MADRID, March 25 (Reuters) - A Madrid court has thrown out a lawsuit brought by Spanish power company Iberdrola against state-controlled lender Bankia over its ill-fated 2011 stock market listing, according to a ruling seen by Reuters.
The case was key for Bankia, as a successful complaint could have encouraged more companies and institutional investors to seek compensation after they lost money in the initial public offering (IPO).
So far the bank, which had to be bailed out less than a year after going public, has only offered compensation to retail investors who purchased shares in the IPO, after many complained they were misled into buying the stock.
Hundreds of thousands of ordinary Spaniards, including many Bankia clients, bought the shares and were subsequently almost wiped out.
Iberdrola was one of several Spanish companies that also invested in the IPO. It had sought 12.4 million euros ($13.4 million) in compensation out of its 70 million euro investment, while in total institutional investors bought into the listing for more than 1.2 billion euros.

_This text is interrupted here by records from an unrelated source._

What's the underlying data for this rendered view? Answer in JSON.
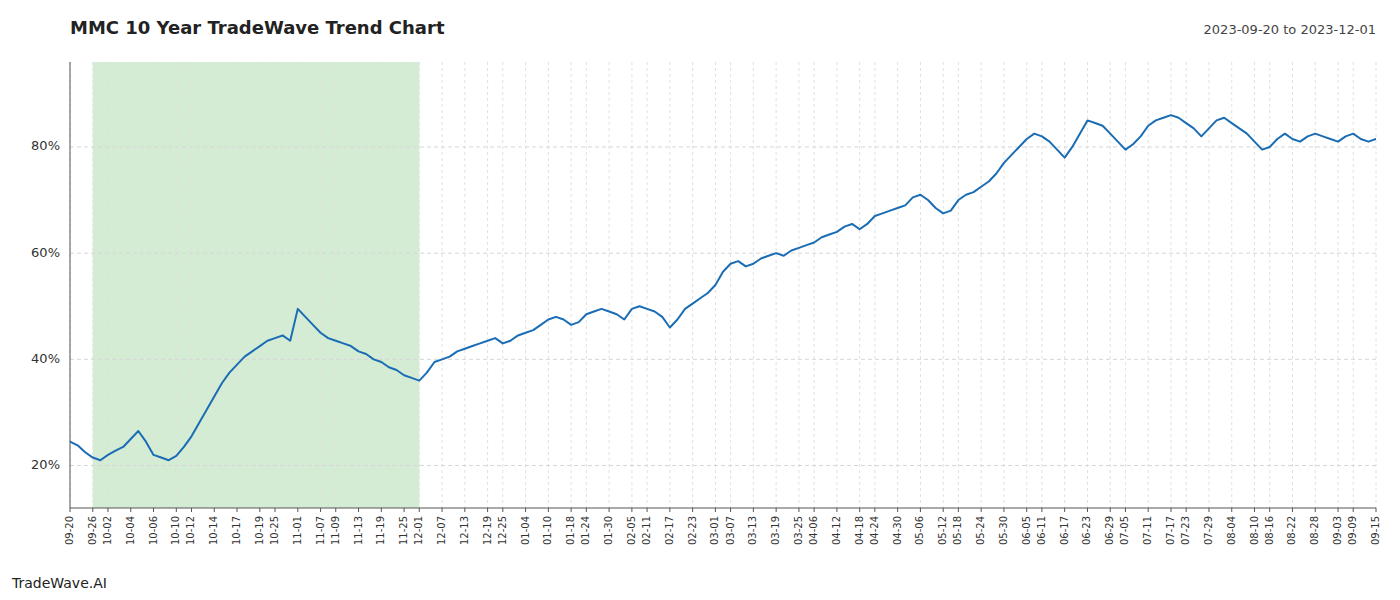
{
  "chart_data": {
    "type": "line",
    "title": "MMC 10 Year TradeWave Trend Chart",
    "subtitle": "2023-09-20 to 2023-12-01",
    "annotations": [
      "TradeWave.AI"
    ],
    "categories": [
      "09-20",
      null,
      null,
      "09-26",
      null,
      "10-02",
      null,
      null,
      "10-04",
      null,
      null,
      "10-06",
      null,
      null,
      "10-10",
      null,
      "10-12",
      null,
      null,
      "10-14",
      null,
      null,
      "10-17",
      null,
      null,
      "10-19",
      null,
      "10-25",
      null,
      null,
      "11-01",
      null,
      null,
      "11-07",
      null,
      "11-09",
      null,
      null,
      "11-13",
      null,
      null,
      "11-19",
      null,
      null,
      "11-25",
      null,
      "12-01",
      null,
      null,
      "12-07",
      null,
      null,
      "12-13",
      null,
      null,
      "12-19",
      null,
      "12-25",
      null,
      null,
      "01-04",
      null,
      null,
      "01-10",
      null,
      null,
      "01-18",
      null,
      "01-24",
      null,
      null,
      "01-30",
      null,
      null,
      "02-05",
      null,
      "02-11",
      null,
      null,
      "02-17",
      null,
      null,
      "02-23",
      null,
      null,
      "03-01",
      null,
      "03-07",
      null,
      null,
      "03-13",
      null,
      null,
      "03-19",
      null,
      null,
      "03-25",
      null,
      "04-06",
      null,
      null,
      "04-12",
      null,
      null,
      "04-18",
      null,
      "04-24",
      null,
      null,
      "04-30",
      null,
      null,
      "05-06",
      null,
      null,
      "05-12",
      null,
      "05-18",
      null,
      null,
      "05-24",
      null,
      null,
      "05-30",
      null,
      null,
      "06-05",
      null,
      "06-11",
      null,
      null,
      "06-17",
      null,
      null,
      "06-23",
      null,
      null,
      "06-29",
      null,
      "07-05",
      null,
      null,
      "07-11",
      null,
      null,
      "07-17",
      null,
      "07-23",
      null,
      null,
      "07-29",
      null,
      null,
      "08-04",
      null,
      null,
      "08-10",
      null,
      "08-16",
      null,
      null,
      "08-22",
      null,
      null,
      "08-28",
      null,
      null,
      "09-03",
      null,
      "09-09",
      null,
      null,
      "09-15"
    ],
    "series": [
      {
        "color": "#1a6db5",
        "values": [
          24.5,
          23.8,
          22.5,
          21.5,
          21.0,
          22.0,
          22.8,
          23.5,
          25.0,
          26.5,
          24.5,
          22.0,
          21.5,
          21.0,
          21.8,
          23.5,
          25.5,
          28.0,
          30.5,
          33.0,
          35.5,
          37.5,
          39.0,
          40.5,
          41.5,
          42.5,
          43.5,
          44.0,
          44.5,
          43.5,
          49.5,
          48.0,
          46.5,
          45.0,
          44.0,
          43.5,
          43.0,
          42.5,
          41.5,
          41.0,
          40.0,
          39.5,
          38.5,
          38.0,
          37.0,
          36.5,
          36.0,
          37.5,
          39.5,
          40.0,
          40.5,
          41.5,
          42.0,
          42.5,
          43.0,
          43.5,
          44.0,
          43.0,
          43.5,
          44.5,
          45.0,
          45.5,
          46.5,
          47.5,
          48.0,
          47.5,
          46.5,
          47.0,
          48.5,
          49.0,
          49.5,
          49.0,
          48.5,
          47.5,
          49.5,
          50.0,
          49.5,
          49.0,
          48.0,
          46.0,
          47.5,
          49.5,
          50.5,
          51.5,
          52.5,
          54.0,
          56.5,
          58.0,
          58.5,
          57.5,
          58.0,
          59.0,
          59.5,
          60.0,
          59.5,
          60.5,
          61.0,
          61.5,
          62.0,
          63.0,
          63.5,
          64.0,
          65.0,
          65.5,
          64.5,
          65.5,
          67.0,
          67.5,
          68.0,
          68.5,
          69.0,
          70.5,
          71.0,
          70.0,
          68.5,
          67.5,
          68.0,
          70.0,
          71.0,
          71.5,
          72.5,
          73.5,
          75.0,
          77.0,
          78.5,
          80.0,
          81.5,
          82.5,
          82.0,
          81.0,
          79.5,
          78.0,
          80.0,
          82.5,
          85.0,
          84.5,
          84.0,
          82.5,
          81.0,
          79.5,
          80.5,
          82.0,
          84.0,
          85.0,
          85.5,
          86.0,
          85.5,
          84.5,
          83.5,
          82.0,
          83.5,
          85.0,
          85.5,
          84.5,
          83.5,
          82.5,
          81.0,
          79.5,
          80.0,
          81.5,
          82.5,
          81.5,
          81.0,
          82.0,
          82.5,
          82.0,
          81.5,
          81.0,
          82.0,
          82.5,
          81.5,
          81.0,
          81.5
        ]
      }
    ],
    "highlight": {
      "from": "09-26",
      "to": "12-01",
      "color": "#d4ecd4"
    },
    "ylim": [
      12,
      96
    ],
    "yticks": [
      {
        "value": 20,
        "label": "20%"
      },
      {
        "value": 40,
        "label": "40%"
      },
      {
        "value": 60,
        "label": "60%"
      },
      {
        "value": 80,
        "label": "80%"
      }
    ],
    "grid": true
  }
}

The Madrid court said in its ruling, dated March 23, that Iberdrola would have had a better understanding than retail investors of Bankia’s and Spain’s situation in 2011, when worries over a real estate crash were mounting.
“As opposed to retail investors, Iberdrola knew, for example, that demand was weak among foreign institutional investors who were worried about country risk in Spain at that point,” the ruling said.

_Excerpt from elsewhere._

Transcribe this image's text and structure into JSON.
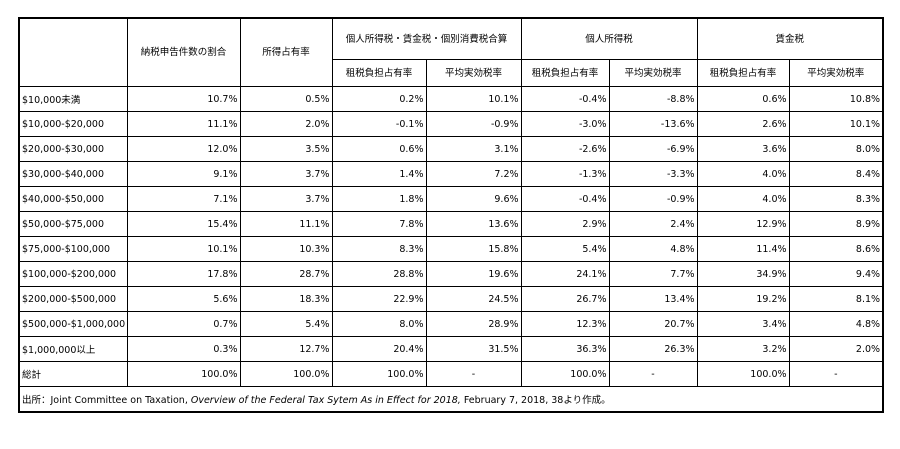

A source at Iberdrola said the company was likely to appeal the ruling.
Bankia’s IPO is separately still being investigated by Spain’s High Court, which is trying to establish who knew what about the state of the bank when it was listed.
Former Bank of Spain governor Miguel Angel Fernandez Ordonez was called to testify in the long-running probe earlier in March. He denied responsibility for the failure of the listing and said he was unaware of warnings from his inspectors.